AESTHETICS AND RELEVANCE
This is often left out of sustainability conversations, but it is essential.
If something is ethically sound but not desirable, it will not be used, loved, or kept. It becomes waste in another form.
At The Edit, we do not believe sustainability should come at the expense of beauty or design. A considered piece must fit into real life — into homes, wardrobes, and personal style that people genuinely want to live with.
ANIMALS AND ETHICS
Ethical design also extends to how animals are treated in production. While perspectives vary, our approach is to prioritise humane treatment and responsible sourcing over rigid labels alone.
We do not reduce sustainability to a single definition — we look at the full system of impact.
What we include — and what we avoid
We do not expect perfection. Instead, we look for alignment across multiple principles.
A locally made product is not automatically “better” if it relies on harmful materials. A recycled material is not meaningful if it hides unethical production. No single factor defines quality — context matters.
The Edit includes pieces that show intention across these areas, even if not every box is perfectly ticked.
We avoid:
opaque supply chains
misleading sustainability claims
low-quality materials disguised as ethical
designs that prioritise marketing language over substance
THE EDIT PRINCIPLE
Sustainability is often presented as a set of rules. In reality, it is a series of trade-offs.
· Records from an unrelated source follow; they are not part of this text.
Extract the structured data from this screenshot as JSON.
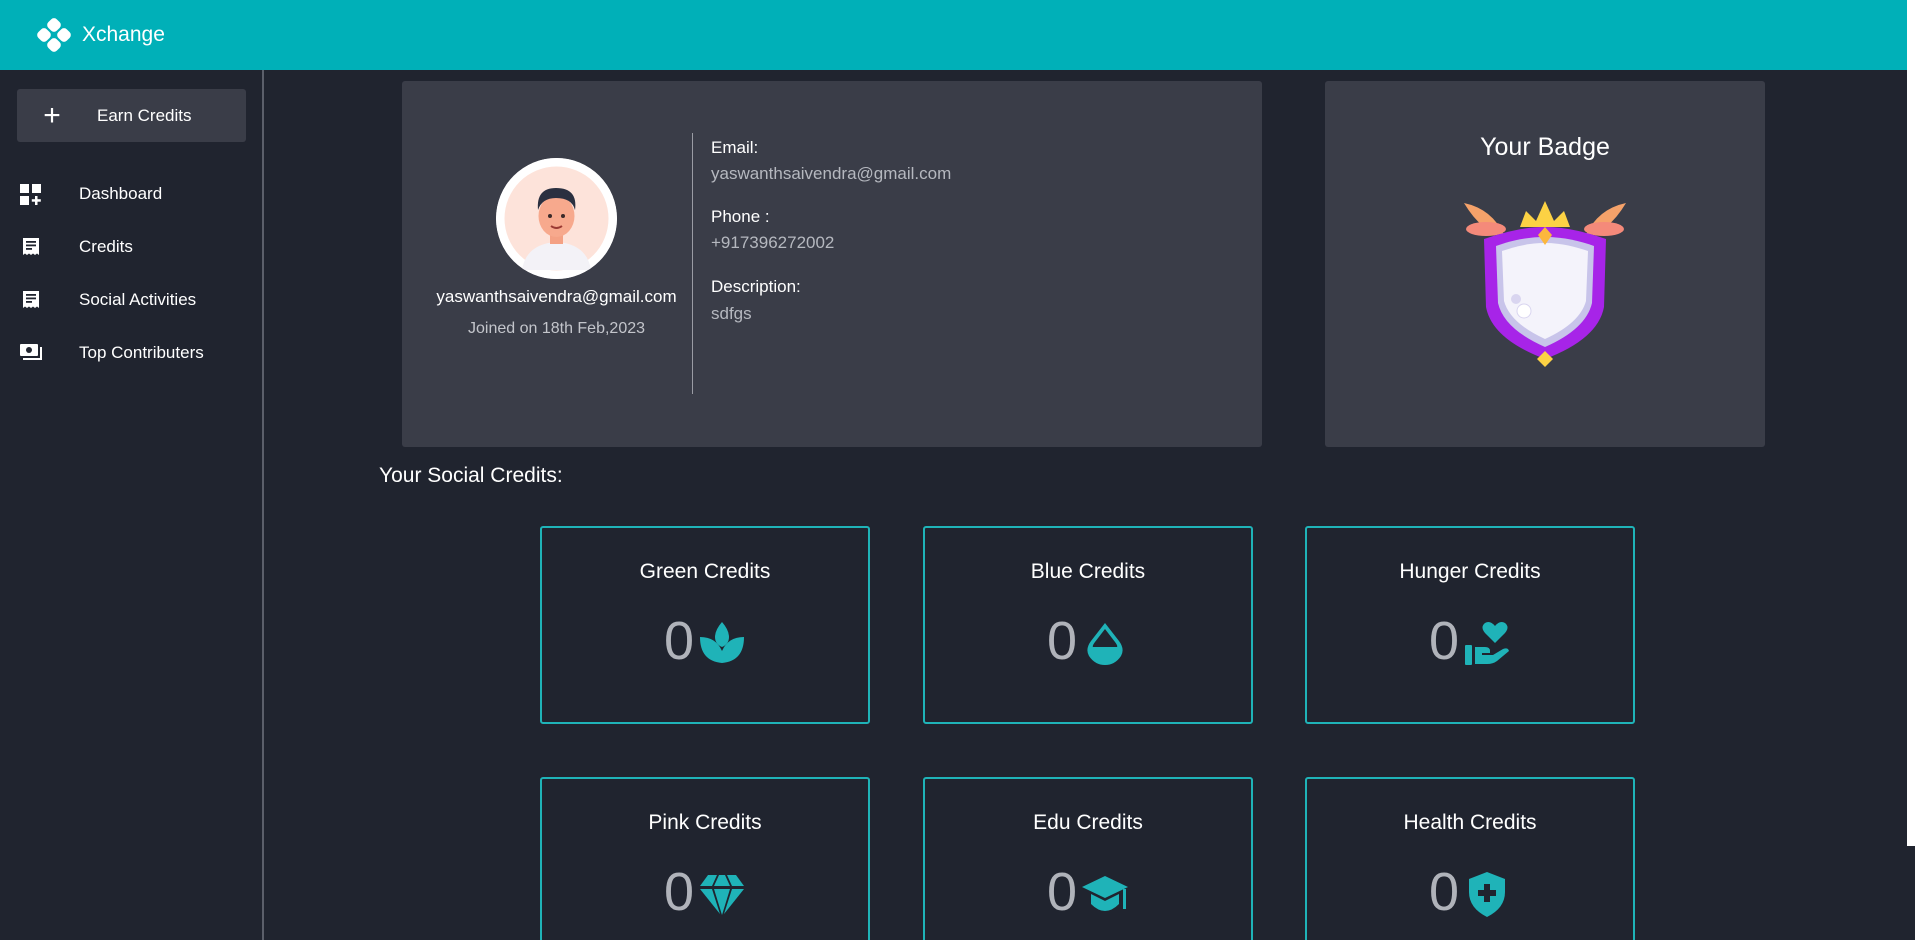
{
  "app": {
    "brand_name": "Xchange",
    "brand_color": "#00b0b8",
    "logo_icon": "clover-logo-icon"
  },
  "sidebar": {
    "earn_button": {
      "icon": "plus-icon",
      "label": "Earn Credits"
    },
    "items": [
      {
        "icon": "dashboard-icon",
        "label": "Dashboard"
      },
      {
        "icon": "receipt-icon",
        "label": "Credits"
      },
      {
        "icon": "receipt-icon",
        "label": "Social Activities"
      },
      {
        "icon": "money-icon",
        "label": "Top Contributers"
      }
    ]
  },
  "profile": {
    "avatar": "user-avatar",
    "email_display": "yaswanthsaivendra@gmail.com",
    "joined": "Joined on 18th Feb,2023",
    "fields": [
      {
        "label": "Email:",
        "value": "yaswanthsaivendra@gmail.com"
      },
      {
        "label": "Phone :",
        "value": "+917396272002"
      },
      {
        "label": "Description:",
        "value": "sdfgs"
      }
    ]
  },
  "badge": {
    "title": "Your Badge",
    "icon": "shield-badge-icon"
  },
  "credits": {
    "title": "Your Social Credits:",
    "accent": "#1fb3b8",
    "items": [
      {
        "name": "Green Credits",
        "value": "0",
        "icon": "plant-icon"
      },
      {
        "name": "Blue Credits",
        "value": "0",
        "icon": "water-drop-icon"
      },
      {
        "name": "Hunger Credits",
        "value": "0",
        "icon": "hand-heart-icon"
      },
      {
        "name": "Pink Credits",
        "value": "0",
        "icon": "diamond-icon"
      },
      {
        "name": "Edu Credits",
        "value": "0",
        "icon": "graduation-cap-icon"
      },
      {
        "name": "Health Credits",
        "value": "0",
        "icon": "shield-plus-icon"
      }
    ]
  }
}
The goal is not perfection — it is clarity. Good design is not defined by a single factor. It is a balance of intent, execution, and longevity.
Better choices exist, but they are often fragmented, inconsistent, and difficult to compare. The Edit exists to bring those choices into one place, guided by a consistent lens: materials, ethics, longevity, transparency, and design.
Because what we choose should not only be better in theory — it should also be beautiful in practice.